Je tendis l’oreille mais, à part nos pas et le sifflement de nos respirations, je ne perçu aucun bruit.

- Je n’entends rien.

- Parfaitement ! Pas de vent, pas de chant d’oiseau, pas de craquement de branche, pas même l’horloge-monument-qui-sonne-fort.

- « L’horloge-monument-qui-sonne-fort » ? Vous voulez parler de Big Ben, non ?

- Big Ben ? C’est un curieux nom. Mais ça lui va bien.

Je ne pus cependant m’empêcher de penser qu’ils avaient raison à propos du silence. Malheureusement. Si nous, nous tournions en rond, il y avait quelque chose dans ce labyrinthe qui ne tournait pas rond.
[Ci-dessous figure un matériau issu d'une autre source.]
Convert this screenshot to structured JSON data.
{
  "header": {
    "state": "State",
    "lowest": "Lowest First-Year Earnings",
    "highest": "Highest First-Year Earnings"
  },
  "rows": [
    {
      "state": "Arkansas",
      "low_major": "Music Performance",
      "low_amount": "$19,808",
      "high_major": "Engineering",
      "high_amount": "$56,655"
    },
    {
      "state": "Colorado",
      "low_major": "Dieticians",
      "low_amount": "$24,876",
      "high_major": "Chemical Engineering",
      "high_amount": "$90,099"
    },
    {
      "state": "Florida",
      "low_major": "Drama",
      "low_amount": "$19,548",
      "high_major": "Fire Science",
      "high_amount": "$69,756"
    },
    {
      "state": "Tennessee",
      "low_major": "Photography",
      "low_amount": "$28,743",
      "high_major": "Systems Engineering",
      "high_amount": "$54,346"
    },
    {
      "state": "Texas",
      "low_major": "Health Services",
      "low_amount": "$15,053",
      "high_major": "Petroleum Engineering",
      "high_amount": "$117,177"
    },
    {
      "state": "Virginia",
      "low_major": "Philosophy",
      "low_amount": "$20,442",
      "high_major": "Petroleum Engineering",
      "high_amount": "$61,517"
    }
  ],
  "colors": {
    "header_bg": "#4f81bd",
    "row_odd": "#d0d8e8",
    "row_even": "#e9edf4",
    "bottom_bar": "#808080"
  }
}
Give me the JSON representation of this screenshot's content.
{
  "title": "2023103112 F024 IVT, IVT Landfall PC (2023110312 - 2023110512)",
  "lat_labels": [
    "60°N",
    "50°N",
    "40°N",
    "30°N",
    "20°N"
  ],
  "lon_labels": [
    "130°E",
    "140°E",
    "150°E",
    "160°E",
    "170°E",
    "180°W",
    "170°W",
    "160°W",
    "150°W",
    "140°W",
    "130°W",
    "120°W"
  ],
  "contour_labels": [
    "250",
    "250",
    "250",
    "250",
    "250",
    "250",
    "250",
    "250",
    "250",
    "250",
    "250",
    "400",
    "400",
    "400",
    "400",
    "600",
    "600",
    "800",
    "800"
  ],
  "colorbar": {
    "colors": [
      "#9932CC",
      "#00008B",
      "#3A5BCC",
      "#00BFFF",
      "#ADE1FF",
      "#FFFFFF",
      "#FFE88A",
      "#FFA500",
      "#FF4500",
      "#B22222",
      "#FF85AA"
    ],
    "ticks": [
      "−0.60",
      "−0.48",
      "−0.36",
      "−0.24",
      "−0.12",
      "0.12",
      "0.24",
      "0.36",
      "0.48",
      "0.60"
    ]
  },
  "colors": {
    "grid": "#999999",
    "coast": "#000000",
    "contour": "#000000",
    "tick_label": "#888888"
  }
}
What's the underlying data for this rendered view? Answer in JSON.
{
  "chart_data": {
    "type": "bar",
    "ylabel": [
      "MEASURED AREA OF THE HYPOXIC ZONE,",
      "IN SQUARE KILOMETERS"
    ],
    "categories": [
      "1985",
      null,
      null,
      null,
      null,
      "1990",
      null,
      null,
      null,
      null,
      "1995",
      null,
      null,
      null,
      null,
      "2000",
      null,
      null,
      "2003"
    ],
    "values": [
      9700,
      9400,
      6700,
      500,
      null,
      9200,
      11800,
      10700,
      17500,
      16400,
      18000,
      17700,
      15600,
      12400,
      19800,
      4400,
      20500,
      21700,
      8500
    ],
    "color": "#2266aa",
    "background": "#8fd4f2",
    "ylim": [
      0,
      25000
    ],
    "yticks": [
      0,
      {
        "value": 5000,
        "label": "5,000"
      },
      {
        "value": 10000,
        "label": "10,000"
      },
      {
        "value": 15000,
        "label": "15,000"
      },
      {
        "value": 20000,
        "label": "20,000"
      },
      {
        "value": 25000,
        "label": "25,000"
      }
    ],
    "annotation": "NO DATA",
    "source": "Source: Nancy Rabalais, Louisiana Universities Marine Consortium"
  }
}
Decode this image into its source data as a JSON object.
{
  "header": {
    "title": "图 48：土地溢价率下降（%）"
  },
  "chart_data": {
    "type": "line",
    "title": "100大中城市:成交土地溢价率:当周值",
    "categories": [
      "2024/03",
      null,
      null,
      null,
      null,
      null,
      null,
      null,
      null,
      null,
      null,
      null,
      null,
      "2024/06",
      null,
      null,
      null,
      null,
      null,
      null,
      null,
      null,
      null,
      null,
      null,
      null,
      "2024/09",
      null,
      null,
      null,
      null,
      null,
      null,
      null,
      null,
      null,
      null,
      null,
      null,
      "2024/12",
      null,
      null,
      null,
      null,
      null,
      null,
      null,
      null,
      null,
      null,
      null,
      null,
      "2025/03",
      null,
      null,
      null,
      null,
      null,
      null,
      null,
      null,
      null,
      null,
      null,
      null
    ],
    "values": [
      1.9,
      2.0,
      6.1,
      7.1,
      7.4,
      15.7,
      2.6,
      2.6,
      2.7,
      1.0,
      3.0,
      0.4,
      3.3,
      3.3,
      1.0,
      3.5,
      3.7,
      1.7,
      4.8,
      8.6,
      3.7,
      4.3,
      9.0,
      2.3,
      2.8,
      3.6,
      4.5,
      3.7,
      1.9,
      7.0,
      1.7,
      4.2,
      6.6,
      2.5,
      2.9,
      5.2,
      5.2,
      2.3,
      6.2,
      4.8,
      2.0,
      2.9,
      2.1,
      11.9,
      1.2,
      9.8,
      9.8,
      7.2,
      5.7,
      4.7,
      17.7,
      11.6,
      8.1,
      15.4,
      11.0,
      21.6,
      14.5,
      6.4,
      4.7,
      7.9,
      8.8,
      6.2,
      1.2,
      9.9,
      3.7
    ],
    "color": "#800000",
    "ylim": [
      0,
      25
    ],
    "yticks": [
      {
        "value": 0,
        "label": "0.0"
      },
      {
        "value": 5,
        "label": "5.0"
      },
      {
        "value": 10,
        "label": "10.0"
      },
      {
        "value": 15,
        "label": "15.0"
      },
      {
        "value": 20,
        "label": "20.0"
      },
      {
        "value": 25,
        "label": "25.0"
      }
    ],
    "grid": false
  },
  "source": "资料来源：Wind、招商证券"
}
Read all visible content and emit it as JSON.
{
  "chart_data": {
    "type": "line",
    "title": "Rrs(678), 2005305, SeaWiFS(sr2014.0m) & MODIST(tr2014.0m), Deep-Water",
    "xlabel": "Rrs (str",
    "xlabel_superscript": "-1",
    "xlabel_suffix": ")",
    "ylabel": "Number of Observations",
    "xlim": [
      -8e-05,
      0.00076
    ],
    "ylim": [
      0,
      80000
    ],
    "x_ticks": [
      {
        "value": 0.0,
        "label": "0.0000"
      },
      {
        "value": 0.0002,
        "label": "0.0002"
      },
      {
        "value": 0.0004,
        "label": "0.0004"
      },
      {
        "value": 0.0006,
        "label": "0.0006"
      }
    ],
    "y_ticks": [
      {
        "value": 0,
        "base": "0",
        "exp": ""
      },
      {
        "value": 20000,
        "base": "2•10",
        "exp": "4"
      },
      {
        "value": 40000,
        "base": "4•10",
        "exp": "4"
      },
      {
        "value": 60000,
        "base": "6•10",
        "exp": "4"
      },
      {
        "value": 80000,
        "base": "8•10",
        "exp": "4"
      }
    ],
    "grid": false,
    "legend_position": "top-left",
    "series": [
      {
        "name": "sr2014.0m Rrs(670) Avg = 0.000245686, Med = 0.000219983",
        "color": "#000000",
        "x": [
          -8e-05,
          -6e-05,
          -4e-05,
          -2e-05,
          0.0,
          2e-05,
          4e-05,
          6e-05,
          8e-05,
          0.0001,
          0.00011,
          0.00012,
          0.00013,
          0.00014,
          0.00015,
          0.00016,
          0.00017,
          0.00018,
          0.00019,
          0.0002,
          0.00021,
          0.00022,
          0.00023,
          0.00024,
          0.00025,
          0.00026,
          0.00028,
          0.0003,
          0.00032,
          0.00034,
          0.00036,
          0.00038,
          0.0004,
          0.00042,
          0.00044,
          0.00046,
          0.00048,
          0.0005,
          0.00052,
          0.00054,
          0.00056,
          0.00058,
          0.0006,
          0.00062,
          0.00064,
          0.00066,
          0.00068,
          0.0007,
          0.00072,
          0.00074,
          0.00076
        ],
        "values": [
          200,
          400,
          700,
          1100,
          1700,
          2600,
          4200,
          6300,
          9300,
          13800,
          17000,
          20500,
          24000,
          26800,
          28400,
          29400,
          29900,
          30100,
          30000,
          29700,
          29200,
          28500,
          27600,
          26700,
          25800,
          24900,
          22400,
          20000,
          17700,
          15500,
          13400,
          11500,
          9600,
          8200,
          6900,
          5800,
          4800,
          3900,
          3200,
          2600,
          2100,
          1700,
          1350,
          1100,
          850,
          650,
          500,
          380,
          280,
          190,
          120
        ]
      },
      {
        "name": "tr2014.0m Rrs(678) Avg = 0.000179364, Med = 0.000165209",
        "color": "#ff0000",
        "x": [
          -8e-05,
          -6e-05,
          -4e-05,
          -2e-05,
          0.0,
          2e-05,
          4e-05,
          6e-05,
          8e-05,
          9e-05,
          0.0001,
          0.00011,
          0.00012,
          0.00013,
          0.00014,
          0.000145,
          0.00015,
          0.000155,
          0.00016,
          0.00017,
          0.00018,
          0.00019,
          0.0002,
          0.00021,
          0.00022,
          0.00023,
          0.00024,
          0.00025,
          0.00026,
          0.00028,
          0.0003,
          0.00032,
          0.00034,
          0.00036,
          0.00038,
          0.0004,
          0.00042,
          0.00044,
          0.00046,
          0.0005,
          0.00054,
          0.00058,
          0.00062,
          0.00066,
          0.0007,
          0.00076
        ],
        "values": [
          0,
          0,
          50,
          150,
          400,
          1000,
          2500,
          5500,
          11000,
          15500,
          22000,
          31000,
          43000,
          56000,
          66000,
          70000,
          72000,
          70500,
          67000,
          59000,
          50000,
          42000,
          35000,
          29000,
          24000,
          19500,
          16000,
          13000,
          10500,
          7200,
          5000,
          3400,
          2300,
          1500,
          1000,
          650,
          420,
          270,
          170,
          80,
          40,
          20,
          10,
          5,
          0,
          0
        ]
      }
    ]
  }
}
Je sentis une sourde angoisse montée en moi et emprisonner mon cœur dans son étau de glace (sans mauvais jeu de mots avec la température ambiante !).

- Oh, Alice ! Regarde ! Des roses !

- Hein ?

En effet, des roses d’un blanc immaculé étoilaient les haies de l’allée dans laquelle nous nous étions engouffrés.

- Des fleurs… en hiver ?

- Elles sont belles ! Mais elles seraient encore plus belles en rouges !

- Vous n’avez qu’à les peindre de cette couleur.

- Les peindre ?

Je ne réalisais la bêtise de ma proposition qu’après l’avoir dite. Évidement.

- Je sais, c’était idiot de ma part. C’est sorti comme ça et…

Je failli leur rentrer dedans. Les deux enfants s’étaient arrêtés au beau milieu de l’allée.

- Hé ! Qu’est-ce qui vous arrive ? Vous allez bien ?

Ils tournèrent comme un seul homme et me scrutèrent avec un regard trop intelligent pour être humain.

- Euh… Qu’est-ce qu’il y a ?

- Nous pensions que tu ne souvenais plus de rien mais…

Ils penchèrent la tête de côté, la fille à droite, le garçon à gauche, dans un même mouvement, de sorte que le haut de leurs crânes se toucha dans un petit bruit mat.

- … mais il semblerait que tu ais des réminiscences. Ton cas n’est peut-être pas aussi désespéré que nous le croyions.

Hein ?!

Hébétée, je restais coite.

Après un moment, ils redressèrent leurs têtes respectives, se retournèrent et se reprirent la main avant de continuer à avancer comme si rien n’était arrivé.

Le tout avec une synchronisation irréprochable.

Cela faisait vraiment peur. Et je ne parlais pas uniquement de leurs propos mystérieux.

Je haussai les épaules et me précipitai à leur suite.